Wu Liangliang, Zhang Chen, Liang Yuexiang, Wang Xiaona, Ding Xuewei, Liang Han
Department of Gastric Cancer, Tianjin Medical University Cancer Institute and Hospital, National Clinical Research Center of Cancer, Tianjin's Clinical Research Cancer for Cancer, Key Laboratory of Cancer Prevention and Therapy.
Department of Interventional Therapy, Tianjin Beichen Hospital, Tianjin.
Jpn J Clin Oncol. 2018 Apr 1;48(4):335-342. doi: 10.1093/jjco/hyy006.
D2 procedure has been accepted as the standard lymphadenectomy for advanced GC, while the role of No.14v lymph node (14v) dissection for distal GC is still controversial.
A total of 284 GC patients receiving D2 plus 14v dissection in our center were enrolled. Patients were categorized into two groups based on 14v status: positive group (PG) and negative group (NG). Clinicopathological factors correlated with 14v metastasis and prognostic variables were respectively analyzed.
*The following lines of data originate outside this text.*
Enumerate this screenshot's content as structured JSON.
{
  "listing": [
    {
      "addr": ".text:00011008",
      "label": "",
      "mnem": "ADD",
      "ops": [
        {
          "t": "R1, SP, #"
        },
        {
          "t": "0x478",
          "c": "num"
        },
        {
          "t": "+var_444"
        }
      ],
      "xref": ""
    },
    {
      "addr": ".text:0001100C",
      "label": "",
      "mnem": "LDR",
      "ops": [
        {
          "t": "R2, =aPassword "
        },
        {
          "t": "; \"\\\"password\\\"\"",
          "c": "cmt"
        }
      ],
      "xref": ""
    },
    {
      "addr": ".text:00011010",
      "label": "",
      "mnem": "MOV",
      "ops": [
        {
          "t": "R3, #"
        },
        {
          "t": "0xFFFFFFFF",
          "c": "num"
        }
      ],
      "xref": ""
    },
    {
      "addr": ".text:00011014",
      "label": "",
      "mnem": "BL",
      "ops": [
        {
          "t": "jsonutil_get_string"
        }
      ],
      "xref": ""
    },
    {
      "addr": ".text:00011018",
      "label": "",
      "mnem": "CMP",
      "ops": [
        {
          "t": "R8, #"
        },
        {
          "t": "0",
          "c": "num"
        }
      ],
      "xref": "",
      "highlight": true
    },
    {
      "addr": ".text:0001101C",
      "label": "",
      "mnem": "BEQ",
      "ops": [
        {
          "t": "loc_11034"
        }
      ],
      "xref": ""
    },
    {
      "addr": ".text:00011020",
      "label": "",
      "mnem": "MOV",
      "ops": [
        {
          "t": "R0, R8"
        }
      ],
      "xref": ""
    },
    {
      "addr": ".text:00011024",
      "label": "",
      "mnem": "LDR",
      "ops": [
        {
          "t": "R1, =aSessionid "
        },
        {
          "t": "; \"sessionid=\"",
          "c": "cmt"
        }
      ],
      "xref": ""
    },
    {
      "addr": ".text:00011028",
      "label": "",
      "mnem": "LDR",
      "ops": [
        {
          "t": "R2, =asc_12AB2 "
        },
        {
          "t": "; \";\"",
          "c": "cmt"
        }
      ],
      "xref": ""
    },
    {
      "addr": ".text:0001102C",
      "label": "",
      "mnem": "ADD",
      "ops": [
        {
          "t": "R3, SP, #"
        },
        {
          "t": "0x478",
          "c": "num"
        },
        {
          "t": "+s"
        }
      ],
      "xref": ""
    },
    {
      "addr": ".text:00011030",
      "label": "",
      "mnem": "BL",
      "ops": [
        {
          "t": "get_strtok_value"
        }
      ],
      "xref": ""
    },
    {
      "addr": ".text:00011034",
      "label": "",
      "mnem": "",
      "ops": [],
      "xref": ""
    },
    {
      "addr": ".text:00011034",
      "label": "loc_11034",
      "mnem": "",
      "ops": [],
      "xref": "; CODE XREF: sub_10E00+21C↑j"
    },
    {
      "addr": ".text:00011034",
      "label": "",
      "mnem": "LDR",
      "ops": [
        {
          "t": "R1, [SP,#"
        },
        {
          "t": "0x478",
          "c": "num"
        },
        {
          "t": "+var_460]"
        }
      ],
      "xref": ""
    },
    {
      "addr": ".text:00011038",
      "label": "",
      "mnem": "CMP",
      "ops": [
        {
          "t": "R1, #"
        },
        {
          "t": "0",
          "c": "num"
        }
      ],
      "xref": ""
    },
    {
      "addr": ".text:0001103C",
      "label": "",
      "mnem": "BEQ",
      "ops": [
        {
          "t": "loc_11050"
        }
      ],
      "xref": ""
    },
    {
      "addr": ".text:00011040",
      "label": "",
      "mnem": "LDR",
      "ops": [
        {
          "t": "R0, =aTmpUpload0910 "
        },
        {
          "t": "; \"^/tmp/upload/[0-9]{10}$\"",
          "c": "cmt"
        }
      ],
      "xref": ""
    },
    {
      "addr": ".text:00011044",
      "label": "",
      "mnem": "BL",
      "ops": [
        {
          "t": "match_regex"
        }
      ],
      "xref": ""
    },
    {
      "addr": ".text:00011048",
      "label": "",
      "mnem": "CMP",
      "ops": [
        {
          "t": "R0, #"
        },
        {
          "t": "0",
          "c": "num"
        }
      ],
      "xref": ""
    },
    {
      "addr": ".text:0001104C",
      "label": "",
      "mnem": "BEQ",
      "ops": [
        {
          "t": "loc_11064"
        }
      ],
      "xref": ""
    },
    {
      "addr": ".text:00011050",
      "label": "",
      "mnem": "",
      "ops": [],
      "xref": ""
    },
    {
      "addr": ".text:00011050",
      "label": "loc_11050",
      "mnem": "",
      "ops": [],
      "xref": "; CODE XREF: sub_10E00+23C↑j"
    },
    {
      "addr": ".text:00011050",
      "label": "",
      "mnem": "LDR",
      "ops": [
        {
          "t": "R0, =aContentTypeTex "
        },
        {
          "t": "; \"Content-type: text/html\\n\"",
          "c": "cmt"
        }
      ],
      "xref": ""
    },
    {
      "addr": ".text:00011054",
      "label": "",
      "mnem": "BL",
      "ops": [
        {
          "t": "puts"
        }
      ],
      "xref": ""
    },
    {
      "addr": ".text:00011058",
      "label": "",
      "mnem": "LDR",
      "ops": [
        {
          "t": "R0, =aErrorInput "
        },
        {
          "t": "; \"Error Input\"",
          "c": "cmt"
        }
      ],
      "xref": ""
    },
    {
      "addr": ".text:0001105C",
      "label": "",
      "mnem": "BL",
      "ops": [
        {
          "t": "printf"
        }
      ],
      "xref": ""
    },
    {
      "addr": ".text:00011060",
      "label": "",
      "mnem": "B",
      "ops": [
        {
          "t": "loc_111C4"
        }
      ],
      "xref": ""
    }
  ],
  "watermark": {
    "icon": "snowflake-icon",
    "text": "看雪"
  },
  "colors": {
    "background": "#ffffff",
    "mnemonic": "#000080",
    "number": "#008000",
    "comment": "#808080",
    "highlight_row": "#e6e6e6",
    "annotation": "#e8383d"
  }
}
Thirty-five patients (12.3%) had 14v metastasis. Metastasis to No.4d and No.6 lymph node were independent variables affecting 14v metastasis. Patients with positive 14v had a significant lower 3-year overall survival (OS) rate than those without (3-year OS: 42.9% vs. 70.3%, P < 0.001). Multivariable analysis demonstrated that 14v status was an independent prognostic factor for III stage GC (hazard ratio 1.462, 95% confident interval: 1.182-2.309, P = 0.027). The prognosis of 14v positive patients correlated with tumor size and No.6 lymph node status in univariate analysis.
GC patients with No.4d and No.6 lymph node metastasis were more likely to have positive 14v. Status of 14v was an independent prognostic factor for III stage GC. Patients with 14v metastasis usually had a poorer prognosis, while survival in such patients after curative surgery was similar to that of patients staged IIIc without 14v metastasis.
D2手术已被公认为进展期胃癌的标准淋巴结清扫术,而对于远端胃癌,第14v组淋巴结(14v)清扫的作用仍存在争议。
本中心共纳入284例行D2加14v清扫的胃癌患者。根据14v状态将患者分为两组:阳性组(PG)和阴性组(NG)。分别分析与14v转移相关的临床病理因素和预后变量。
35例患者(12.3%)出现14v转移。第4d组和第6组淋巴结转移是影响14v转移的独立变量。14v阳性患者的3年总生存率显著低于14v阴性患者(3年总生存率:42.9%对70.3%,P<0.001)。多变量分析表明,14v状态是Ⅲ期胃癌的独立预后因素(风险比1.462,95%置信区间:1.182 - 2.309,P = 0.027)。单变量分析中,14v阳性患者的预后与肿瘤大小和第6组淋巴结状态相关。
第4d组和第6组淋巴结转移的胃癌患者更有可能出现14v阳性。14v状态是Ⅲ期胃癌的独立预后因素。14v转移患者的预后通常较差,而此类患者根治性手术后的生存率与无14v转移的Ⅲc期患者相似。